Lui sbuffò un poco. – “Sei troppo prevenuta nei
miei confronti Cameron!” – Aumentando la presa sulla vita della donna in
maniera possessiva.
“Forse.” – Mormorò lei.
“Dottoressa Cameron!” – Disse un’infermiera
trafelata. – “E’ appena arrivata una donna gravida, ma non capiamo quello che
dice.” – La donna fu sorpresa del tenero quadretto che si presentava davanti ai
suoi occhi, ma saggiamente non disse nulla, ci teneva troppo al proprio posto
di lavoro.
“Il dovere chiama.” – Disse con rammarico
scivolando dall’abbraccio di House. – “Grazie per la visita.” – Salutandolo con
una mano. Avrebbe desiderato ricevere almeno un bacio, ma aveva ottenuto più di
quanto sperato e quindi uscì dalla stanza con serenità.
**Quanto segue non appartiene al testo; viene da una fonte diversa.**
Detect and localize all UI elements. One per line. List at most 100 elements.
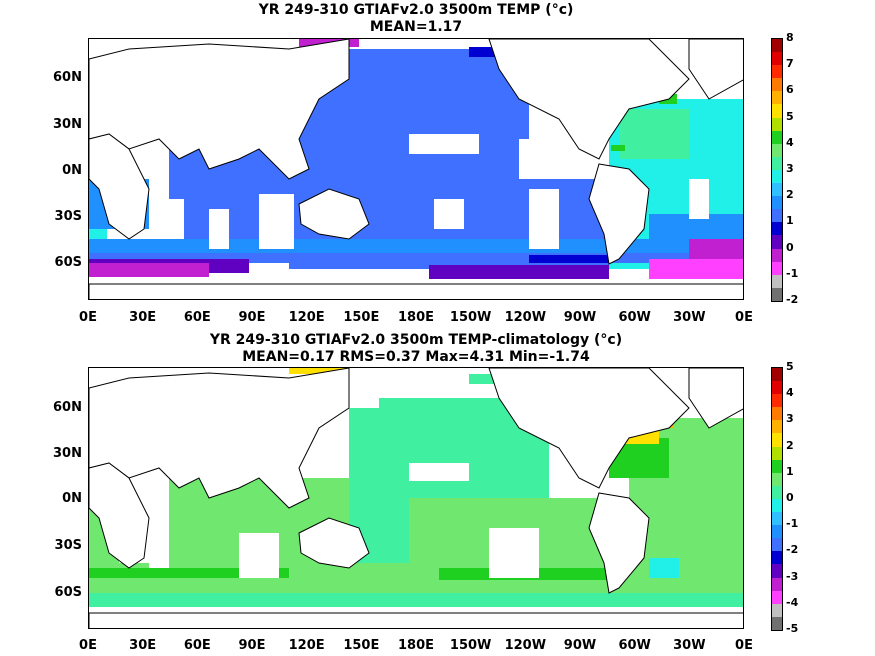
top-colorbar-tick: 2 [786, 188, 794, 202]
top-colorbar-tick: 1 [786, 214, 794, 228]
north-america [488, 368, 690, 489]
top-colorbar-swatch [772, 104, 782, 118]
top-colorbar-tick: 7 [786, 57, 794, 71]
bottom-lon-label: 180E [397, 638, 435, 653]
top-lat-0N: 0N [62, 163, 82, 178]
bottom-lon-label: 30E [129, 638, 157, 653]
bottom-colorbar [771, 367, 783, 631]
top-lon-label: 60W [618, 310, 651, 325]
bottom-colorbar-tick: 5 [786, 360, 794, 373]
bottom-lon-label: 150W [449, 638, 492, 653]
top-map [88, 38, 744, 300]
bottom-lat-30S: 30S [54, 538, 82, 553]
top-lon-label: 30E [129, 310, 157, 325]
bottom-colorbar-tick: -4 [786, 595, 799, 609]
top-colorbar-swatch [772, 196, 782, 210]
bottom-lat-60N: 60N [53, 400, 82, 415]
top-map-svg [89, 39, 743, 299]
top-colorbar-swatch [772, 183, 782, 197]
bottom-lon-label: 60E [183, 638, 211, 653]
bottom-lon-label: 120W [504, 638, 547, 653]
top-land [89, 39, 743, 299]
top-colorbar-tick: 8 [786, 31, 794, 44]
australia [298, 517, 370, 569]
top-colorbar-tick: 6 [786, 83, 794, 97]
top-colorbar-swatch [772, 91, 782, 105]
south-america [588, 492, 650, 594]
top-colorbar-swatch [772, 274, 782, 288]
top-colorbar-tick: 3 [786, 162, 794, 175]
top-colorbar-swatch [772, 39, 782, 53]
bottom-colorbar-tick: 2 [786, 438, 794, 452]
bottom-colorbar-swatch [772, 407, 782, 421]
top-colorbar-swatch [772, 169, 782, 184]
top-colorbar-swatch [772, 235, 782, 249]
top-lat-60S: 60S [54, 255, 82, 270]
top-lon-label: 60E [183, 310, 211, 325]
bottom-colorbar-swatch [772, 551, 782, 565]
bottom-colorbar-swatch [772, 498, 782, 513]
top-colorbar-swatch [772, 65, 782, 79]
south-america [588, 163, 650, 265]
bottom-lat-30N: 30N [53, 446, 82, 461]
africa [89, 133, 150, 240]
top-lat-30S: 30S [54, 209, 82, 224]
top-colorbar-tick: 4 [786, 135, 794, 149]
top-colorbar-swatch [772, 117, 782, 131]
eurasia-africa-north [89, 39, 350, 180]
bottom-map [88, 367, 744, 629]
bottom-colorbar-swatch [772, 394, 782, 408]
north-america [488, 39, 690, 160]
top-lon-label: 180E [397, 310, 435, 325]
bottom-lon-label: 120E [288, 638, 325, 653]
top-lon-label: 90W [563, 310, 597, 325]
top-colorbar-swatch [772, 287, 782, 301]
bottom-colorbar-tick: -2 [786, 543, 799, 557]
bottom-lat-60S: 60S [54, 585, 82, 600]
greenland-europe [688, 39, 743, 100]
bottom-colorbar-tick: 1 [786, 464, 794, 478]
bottom-lon-label: 150E [343, 638, 380, 653]
top-colorbar-tick: -1 [786, 266, 799, 280]
top-lon-label: 90E [238, 310, 266, 325]
top-title-line1: YR 249-310 GTIAFv2.0 3500m TEMP (°c) [258, 2, 574, 18]
bottom-title-line1: YR 249-310 GTIAFv2.0 3500m TEMP-climatol… [209, 332, 623, 348]
bottom-land [89, 368, 743, 628]
bottom-lon-label: 90E [238, 638, 266, 653]
bottom-colorbar-swatch [772, 459, 782, 473]
bottom-colorbar-tick: 3 [786, 412, 794, 426]
top-lat-60N: 60N [53, 70, 82, 85]
top-lon-label: 120W [504, 310, 547, 325]
top-colorbar-swatch [772, 209, 782, 223]
top-lon-label: 150E [343, 310, 380, 325]
top-colorbar-swatch [772, 248, 782, 262]
bottom-title-line2: MEAN=0.17 RMS=0.37 Max=4.31 Min=-1.74 [242, 349, 590, 365]
top-lon-label: 0E [79, 310, 97, 325]
bottom-colorbar-swatch [772, 420, 782, 434]
bottom-colorbar-swatch [772, 368, 782, 382]
bottom-colorbar-swatch [772, 577, 782, 591]
bottom-colorbar-swatch [772, 446, 782, 460]
bottom-lon-label: 30W [673, 638, 706, 653]
antarctica [89, 283, 743, 299]
bottom-colorbar-swatch [772, 485, 782, 499]
bottom-lon-label: 0E [79, 638, 97, 653]
bottom-lon-label: 0E [735, 638, 753, 653]
bottom-colorbar-tick: 4 [786, 386, 794, 400]
top-colorbar [771, 38, 783, 302]
greenland-europe [688, 368, 743, 429]
bottom-colorbar-swatch [772, 512, 782, 526]
bottom-colorbar-swatch [772, 381, 782, 395]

Lui le fece un cenno con il capo e lasciò che lei
sparisse dietro alla porta. Sapeva che non era da lui essere romantico, ma non
aveva resistito da solo nel proprio appartamento. Ogni anno aveva trovato uno
svago diverso, ma quello sotto molti aspetti era un Natale diverso perché c’era
Cameron ed era sua.
Sospirò un poco e si alzò da quello scomodo
divano. L’aria era ancora satura dell’odore di lei e per un istante si ritrovò
a rivivere quel caldo contatto che c’era stato tra loro.
“Ti stai rimbambendo vecchio mio.” – Disse a una
stanza vuota. – “Fantastico! Ora parlo anche da solo!” – Scosse il capo e uscì.